Old lag Frank Perry (Cox) recruits fixer Brodie (Cunningham), hardman Lenny (Fiennes) and dealer Viv (Jorge) for a daring prison break. But can they pull it off under the nose of vengeful top con Rizza (Lewis)?
In British crime films, jail is where characters emerge from in the first reel or are sent to at the end. Though a staple of American cinema, you have to scratch around to find any British prison dramas - Joseph Losey’s The Criminal; Borstal-set Scum; women’s prison picture Scrubbers; The Pot Carriers. By default, the screen image of UK prisons is Porridge. Rupert Wyatt’s feature debut, therefore, covers fresh territory. What impresses immediately is the film’s grim, oppressive atmosphere.
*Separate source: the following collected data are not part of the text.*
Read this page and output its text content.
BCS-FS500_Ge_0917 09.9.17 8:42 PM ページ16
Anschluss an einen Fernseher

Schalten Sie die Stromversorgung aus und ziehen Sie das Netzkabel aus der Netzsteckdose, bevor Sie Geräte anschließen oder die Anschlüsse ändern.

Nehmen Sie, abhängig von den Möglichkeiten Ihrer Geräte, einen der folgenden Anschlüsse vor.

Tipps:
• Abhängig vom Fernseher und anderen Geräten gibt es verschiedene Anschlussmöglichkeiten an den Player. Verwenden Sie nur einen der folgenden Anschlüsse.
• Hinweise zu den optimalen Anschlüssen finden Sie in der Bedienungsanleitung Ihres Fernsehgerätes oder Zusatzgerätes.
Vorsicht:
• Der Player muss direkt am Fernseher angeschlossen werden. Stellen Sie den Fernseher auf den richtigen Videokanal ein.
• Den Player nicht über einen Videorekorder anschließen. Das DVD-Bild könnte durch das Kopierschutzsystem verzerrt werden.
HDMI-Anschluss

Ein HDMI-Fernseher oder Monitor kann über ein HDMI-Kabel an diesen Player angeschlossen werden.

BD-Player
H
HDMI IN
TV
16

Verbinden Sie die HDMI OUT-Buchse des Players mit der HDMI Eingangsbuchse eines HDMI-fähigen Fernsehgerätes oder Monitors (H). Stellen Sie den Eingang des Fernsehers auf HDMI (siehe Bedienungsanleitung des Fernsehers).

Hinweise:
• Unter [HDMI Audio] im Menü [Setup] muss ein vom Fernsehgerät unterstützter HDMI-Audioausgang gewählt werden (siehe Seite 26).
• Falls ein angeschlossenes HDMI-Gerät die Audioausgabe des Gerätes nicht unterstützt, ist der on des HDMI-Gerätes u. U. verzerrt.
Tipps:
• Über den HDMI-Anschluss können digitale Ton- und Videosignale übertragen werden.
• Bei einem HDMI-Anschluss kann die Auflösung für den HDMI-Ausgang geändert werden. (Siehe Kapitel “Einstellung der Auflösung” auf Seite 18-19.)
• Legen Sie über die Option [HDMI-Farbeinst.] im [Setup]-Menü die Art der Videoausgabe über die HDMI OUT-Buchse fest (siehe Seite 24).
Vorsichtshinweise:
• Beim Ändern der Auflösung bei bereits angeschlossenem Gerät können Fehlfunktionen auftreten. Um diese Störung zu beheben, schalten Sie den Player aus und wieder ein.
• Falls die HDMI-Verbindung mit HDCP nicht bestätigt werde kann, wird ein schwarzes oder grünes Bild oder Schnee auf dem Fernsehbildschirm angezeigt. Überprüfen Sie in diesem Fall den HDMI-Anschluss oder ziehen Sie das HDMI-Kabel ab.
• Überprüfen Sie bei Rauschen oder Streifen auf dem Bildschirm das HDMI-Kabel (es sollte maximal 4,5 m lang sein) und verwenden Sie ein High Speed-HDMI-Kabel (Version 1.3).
This prison, overcrowded and understaffed (we barely see any warders and never a higher-up), is packed with obviously dangerous human animals. The sense of threat is constant. Wyatt uses minimal dialogue (in here, you shouldn’t trust people who talk a lot) and makes the most of the battered, haunted faces of a varied and interesting cast. Visually, we have a limited palette of institutional ugliness, but the film runs on a scary soundscape of clanging doors, distant screams, nerve-shredding buzzers and baying, jeering crowds.
The Escapist cuts between the breakout attempt, which involves breaching a series of barriers to get into the tunnels under London, and the motivations and preparations, which place the conspirators in more danger from the top convict (a creepily soft-spoken Damian Lewis) than the authorities. A problem with most prison break stories is that only two outcomes are possible. This one blurs the inevitability by going from the intensely physical business of struggling with concrete, steel, earth, water and electrified rails to a slightly airier, almost Twilight Zone-angle. Eventually, The Escapist becomes a version of a famous, much-adapted story - but it’s gripping and strong enough to delay the penny-drop moment until almost the final scene.
And, of course, Brian Cox is a national treasure, the nearest thing we’ve got to a hardman icon like Spencer Tracy or Jean Gabin, and probably a better actor than either. Here, the perennial supporting actor gets one of his too-rare starring roles and grips the screen throughout. Someone needs to give this man more leads.
At last, a British crime movie thats as good as its pitch sounds: Brian Cox trying to break out of prison. Do you need to know any more to want to see it?